Clarke looks at the picture again, studying it more closely. "No...you just look happy. You're right. Is this the girl you mentioned...Costia?"

It catches Lexa a little off-guard. "Yes, it was. Costia. We dated through high school and into college."

"She's pretty. What happened to her?"

"Went our separate ways," Lexa says, with a nonchalant shrug. Clarke waits, thinking it will be all Lexa offers before the walls come up again, but then Lexa glances at the picture. "I had a whole career in front of me, graduate school, a life in DC, and she didn't want it. We ended things; she went north, got a job up in Canada. We lost touch."

"Have you dated anyone since?" Clarke asks quietly.

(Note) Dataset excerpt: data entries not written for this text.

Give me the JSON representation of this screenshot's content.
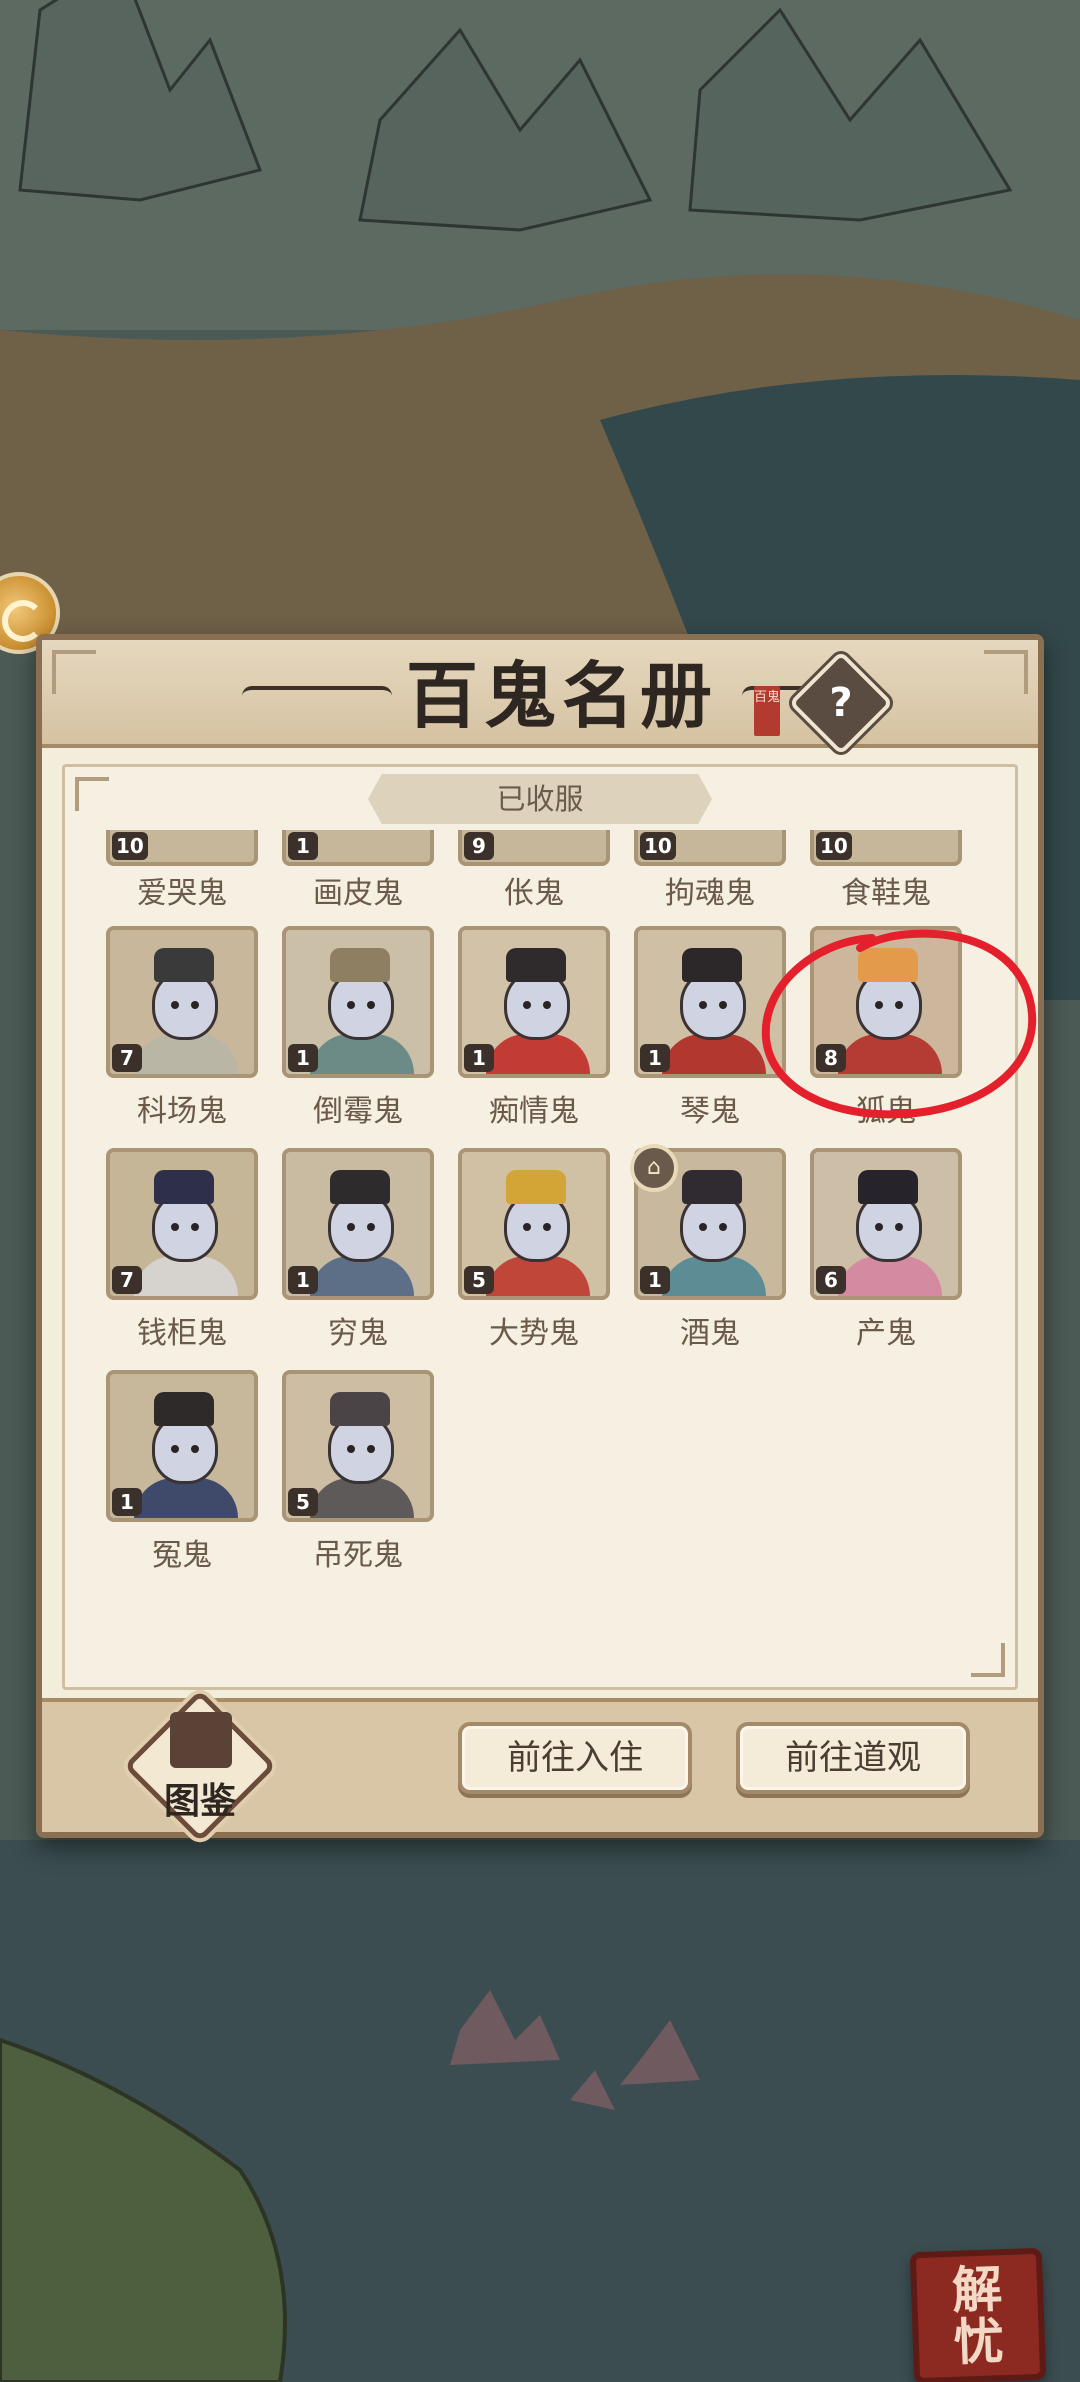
{
  "panel": {
    "title": "百鬼名册",
    "title_seal": "百鬼",
    "help": "?",
    "tab_label": "已收服"
  },
  "partial_row": [
    {
      "name": "爱哭鬼",
      "level": "10"
    },
    {
      "name": "画皮鬼",
      "level": "1"
    },
    {
      "name": "伥鬼",
      "level": "9"
    },
    {
      "name": "拘魂鬼",
      "level": "10"
    },
    {
      "name": "食鞋鬼",
      "level": "10"
    }
  ],
  "ghosts": [
    {
      "name": "科场鬼",
      "level": "7",
      "tone": "#c9b79b",
      "hat": "#3a3a3a",
      "body": "#b9b6a6"
    },
    {
      "name": "倒霉鬼",
      "level": "1",
      "tone": "#cbbfa8",
      "hat": "#8e7f63",
      "body": "#6c8a86"
    },
    {
      "name": "痴情鬼",
      "level": "1",
      "tone": "#d2c3a8",
      "hat": "#2f2a2b",
      "body": "#c23b35"
    },
    {
      "name": "琴鬼",
      "level": "1",
      "tone": "#cfbfa5",
      "hat": "#2c2729",
      "body": "#b2382f"
    },
    {
      "name": "狐鬼",
      "level": "8",
      "tone": "#cdb79c",
      "hat": "#e39a4a",
      "body": "#b43c34"
    },
    {
      "name": "钱柜鬼",
      "level": "7",
      "tone": "#c6b698",
      "hat": "#2d3048",
      "body": "#d6d3cf"
    },
    {
      "name": "穷鬼",
      "level": "1",
      "tone": "#c9bba1",
      "hat": "#2e2b2c",
      "body": "#5c6f86"
    },
    {
      "name": "大势鬼",
      "level": "5",
      "tone": "#d0c0a4",
      "hat": "#d2a536",
      "body": "#c0463a"
    },
    {
      "name": "酒鬼",
      "level": "1",
      "tone": "#c8b99e",
      "hat": "#2f2b30",
      "body": "#5d8c94"
    },
    {
      "name": "产鬼",
      "level": "6",
      "tone": "#cdbfa7",
      "hat": "#27232a",
      "body": "#d48aa0"
    },
    {
      "name": "冤鬼",
      "level": "1",
      "tone": "#c7b89c",
      "hat": "#2f2a2a",
      "body": "#3f4a6a"
    },
    {
      "name": "吊死鬼",
      "level": "5",
      "tone": "#ccbda3",
      "hat": "#4a4446",
      "body": "#5f5a5a"
    }
  ],
  "resident_icon": "pavilion-icon",
  "annotation_color": "#e3202c",
  "footer": {
    "codex_label": "图鉴",
    "move_in_label": "前往入住",
    "temple_label": "前往道观"
  },
  "seal_button": {
    "line1": "解",
    "line2": "忧"
  }
}
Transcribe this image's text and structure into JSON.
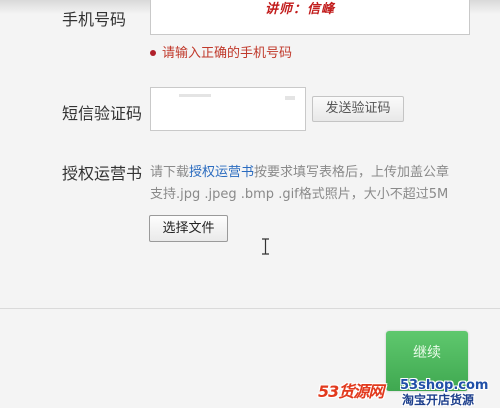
{
  "form": {
    "phone": {
      "label": "手机号码",
      "error": "请输入正确的手机号码"
    },
    "sms": {
      "label": "短信验证码",
      "send_button": "发送验证码"
    },
    "authorization": {
      "label": "授权运营书",
      "desc_prefix": "请下载",
      "desc_link": "授权运营书",
      "desc_suffix": "按要求填写表格后，上传加盖公章",
      "desc_line2": "支持.jpg .jpeg .bmp .gif格式照片，大小不超过5M",
      "file_button": "选择文件"
    }
  },
  "continue_button": "继续",
  "watermark": {
    "lecturer": "讲师：信峰",
    "brand_logo": "53货源网",
    "brand_site": "53shop.com",
    "brand_slogan": "淘宝开店货源"
  },
  "colors": {
    "error": "#c0392b",
    "link": "#2a6bbf",
    "continue": "#4cb55c",
    "brand_red": "#e23a1e",
    "brand_blue": "#2050a8"
  },
  "icons": {
    "error": "error-dot-icon",
    "cursor": "text-cursor-icon"
  }
}
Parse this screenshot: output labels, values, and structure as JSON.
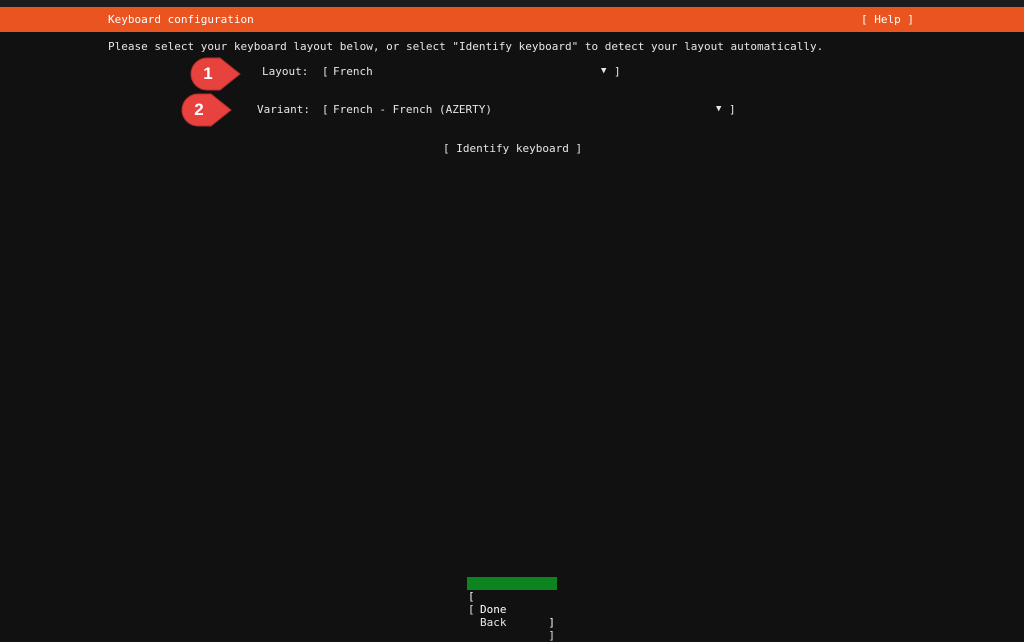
{
  "header": {
    "title": "Keyboard configuration",
    "help_label": "[ Help ]"
  },
  "instruction": "Please select your keyboard layout below, or select \"Identify keyboard\" to detect your layout automatically.",
  "layout": {
    "label": "Layout:",
    "value": "French",
    "open_bracket": "[",
    "close_bracket": "]",
    "arrow": "▼"
  },
  "variant": {
    "label": "Variant:",
    "value": "French - French (AZERTY)",
    "open_bracket": "[",
    "close_bracket": "]",
    "arrow": "▼"
  },
  "identify_label": "[ Identify keyboard ]",
  "buttons": {
    "done": {
      "label": "Done",
      "open_bracket": "[",
      "close_bracket": "]"
    },
    "back": {
      "label": "Back",
      "open_bracket": "[",
      "close_bracket": "]"
    }
  },
  "callouts": [
    {
      "number": "1"
    },
    {
      "number": "2"
    }
  ],
  "colors": {
    "header": "#e95420",
    "background": "#111111",
    "done_button": "#0e8420",
    "callout": "#e8423f"
  }
}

"I..." Lexa shakes her head, still distracted by the picture, until she seems to remember where she is. She tucks the phone back into her pocket with a short, self-deprecating laugh. "My point is, anyone could take that and ruin me, if they wanted. They would call it whatever they want. An interracial lesbian relationship, two college students who partied too much, a drinking problem, a sex addiction, immorality. And the people who claim that, do so because they're afraid of us, so they have to invent things to fear. They're the people who make anything of these pictures, or who object to you wearing a skirt. That's what we should be fighting, with the election and with your position and persona."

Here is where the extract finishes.